Marcos Crespo, a Montefiore executive, said in a statement before the strike that the nurses’ union was “selfishly putting the community at risk and using Covid-19 as a political football”. He said the hospital network had offered the nurses a pay raise, fully funded health insurance, tuition reimbursement and other benefits but would not negotiate on staffing levels.

Ms Sheridan-Gonzalez says their offers were “too little, too late”.

“What has Montefiore done since June?” New Rochelle nurse Maria Castillo asked in a statement released by the union on the second day of the strike. “They put a bunch of billboards up on the highway. They bought TV commercials calling us ‘heroes’. They want the community to think they appreciate us. The reality is, they would rather spend millions of dollars on their public image, instead of making sure we have enough nurses to care for everyone who is sick!”
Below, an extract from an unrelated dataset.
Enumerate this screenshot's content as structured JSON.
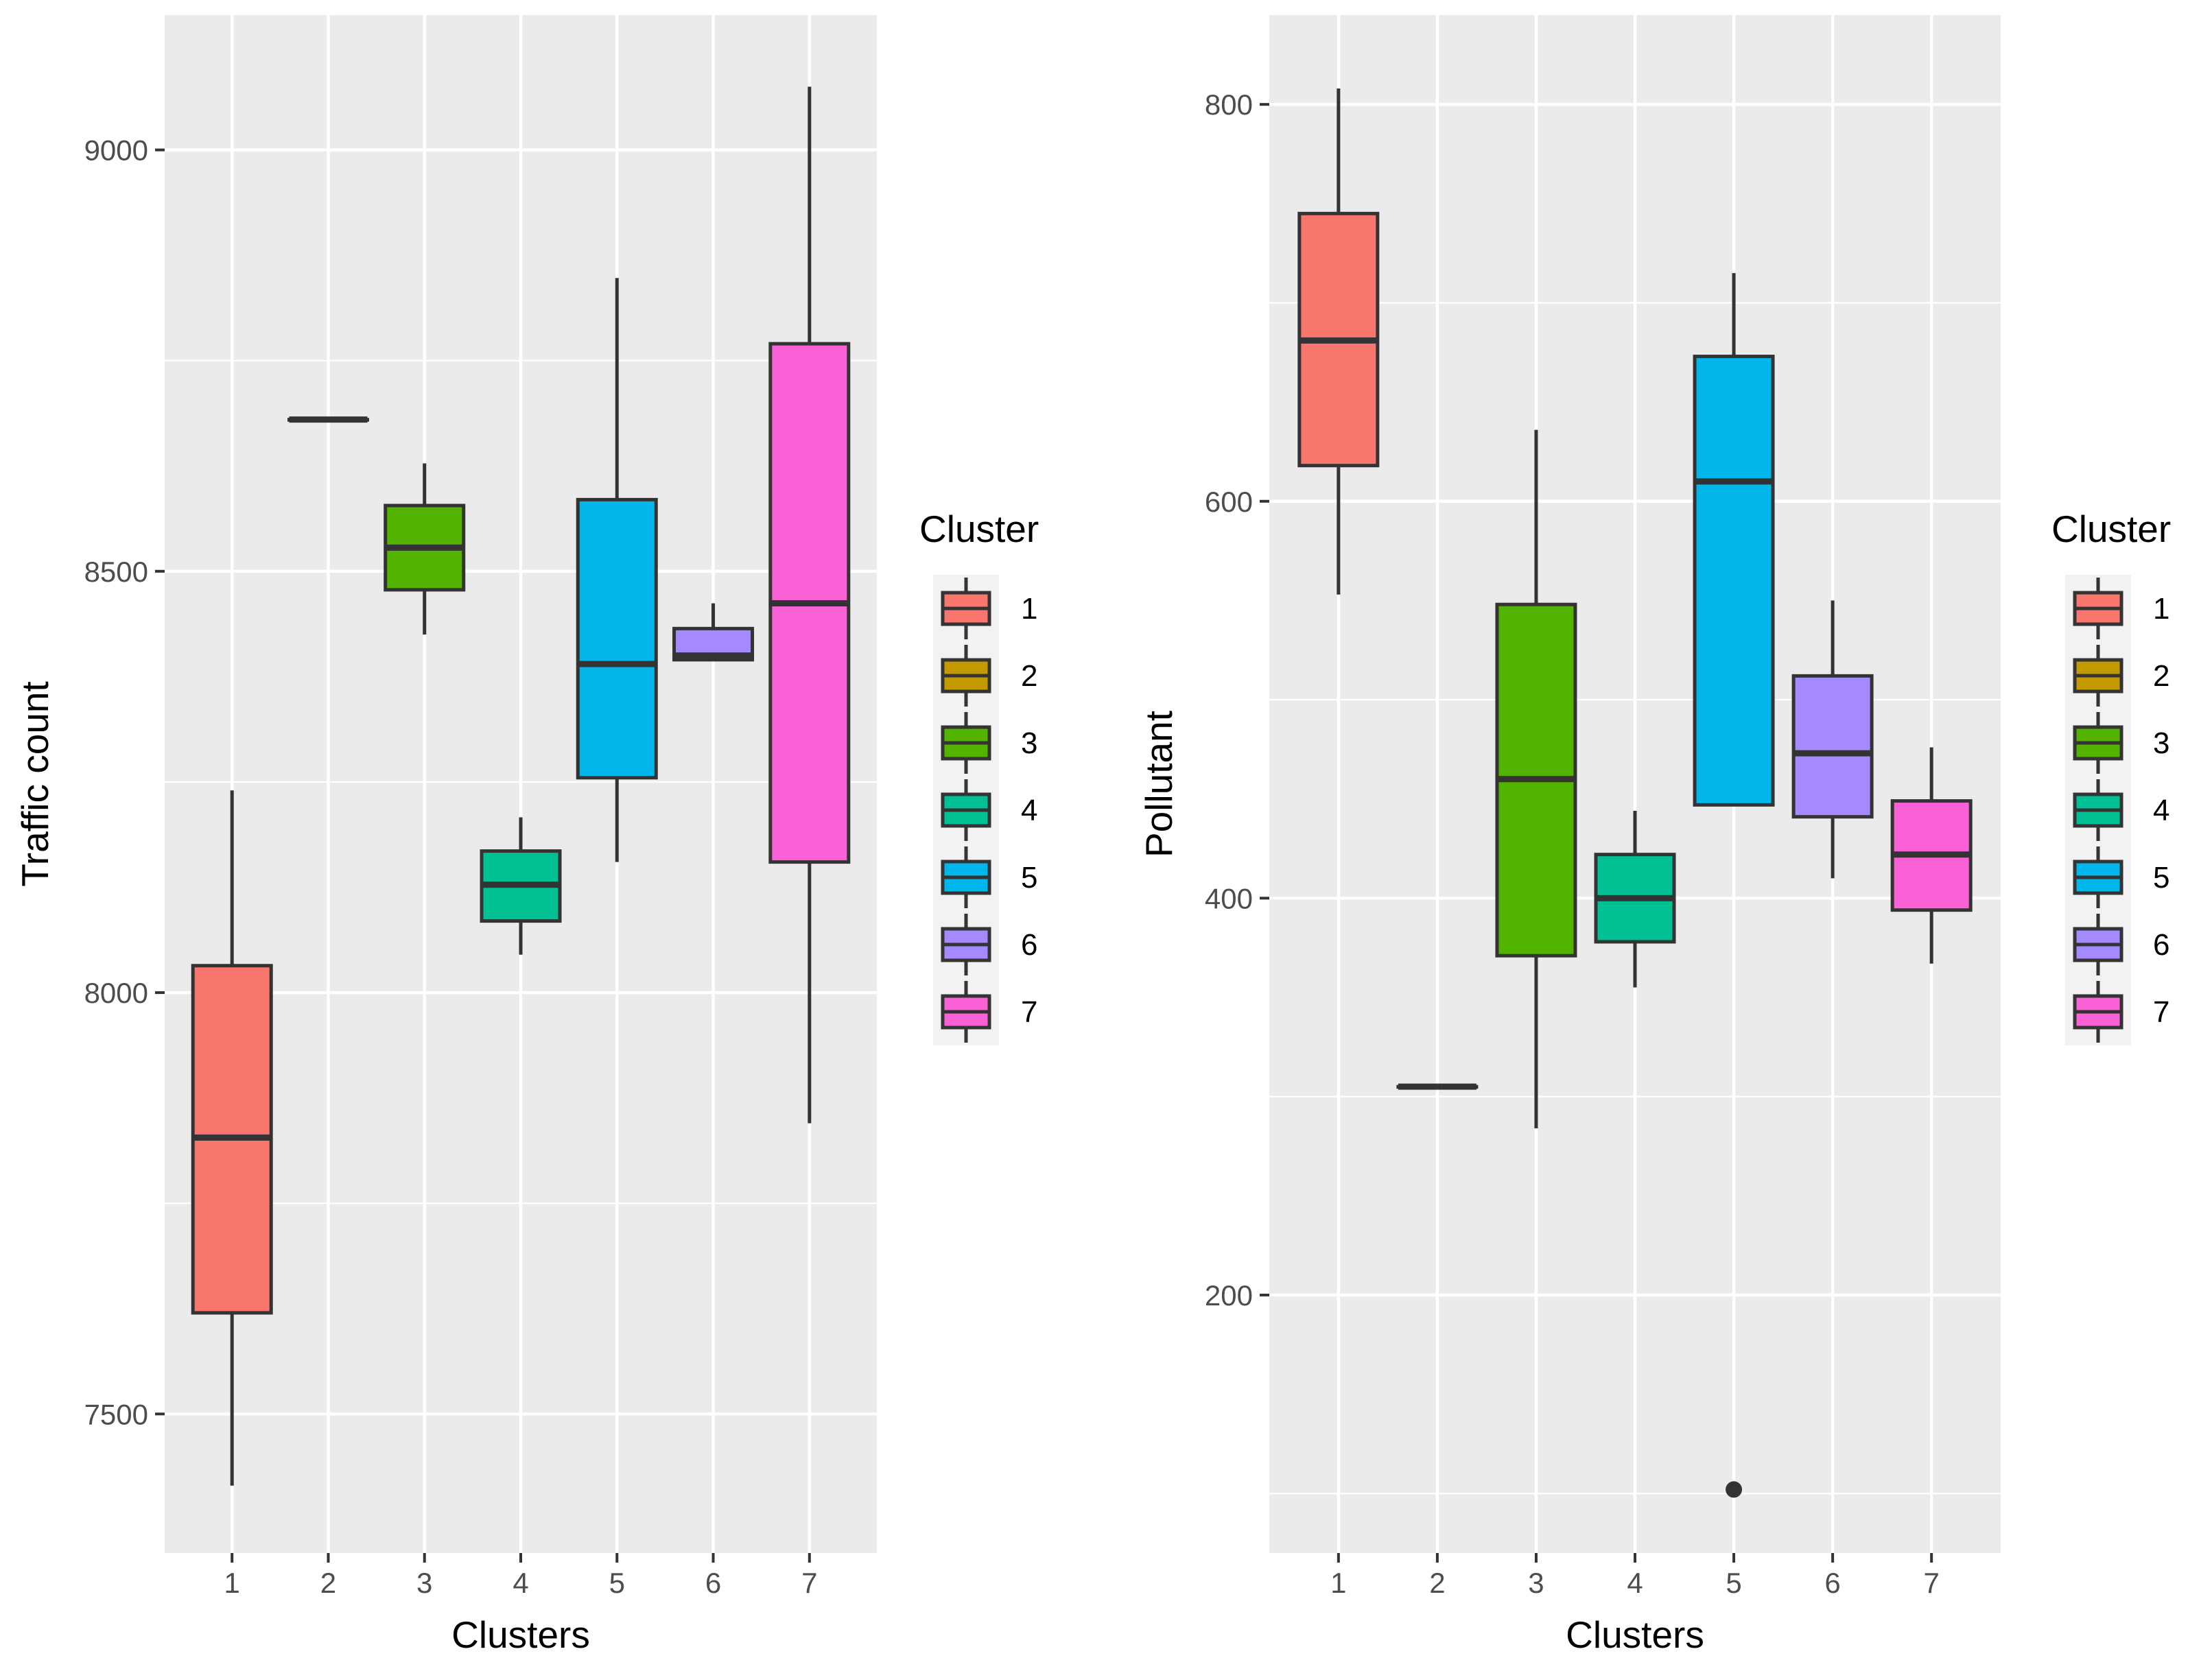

Dr Aiken said solutions to the staffing dilemma could include state legislation to cap nurse-to-patient ratios and an expansion of reciprocal licensing agreements that allow nurses to move across state lines.

Until then, Montefiore New Rochelle’s nurses remain at odds with hospital management. Some reported losing shifts after their walkout. Hospital representatives did not respond to a request for comment.

For nurses, a strike is “not the first thing they think of”, Ms Sheridan-Gonzalez said. “They just don’t know what else to do.”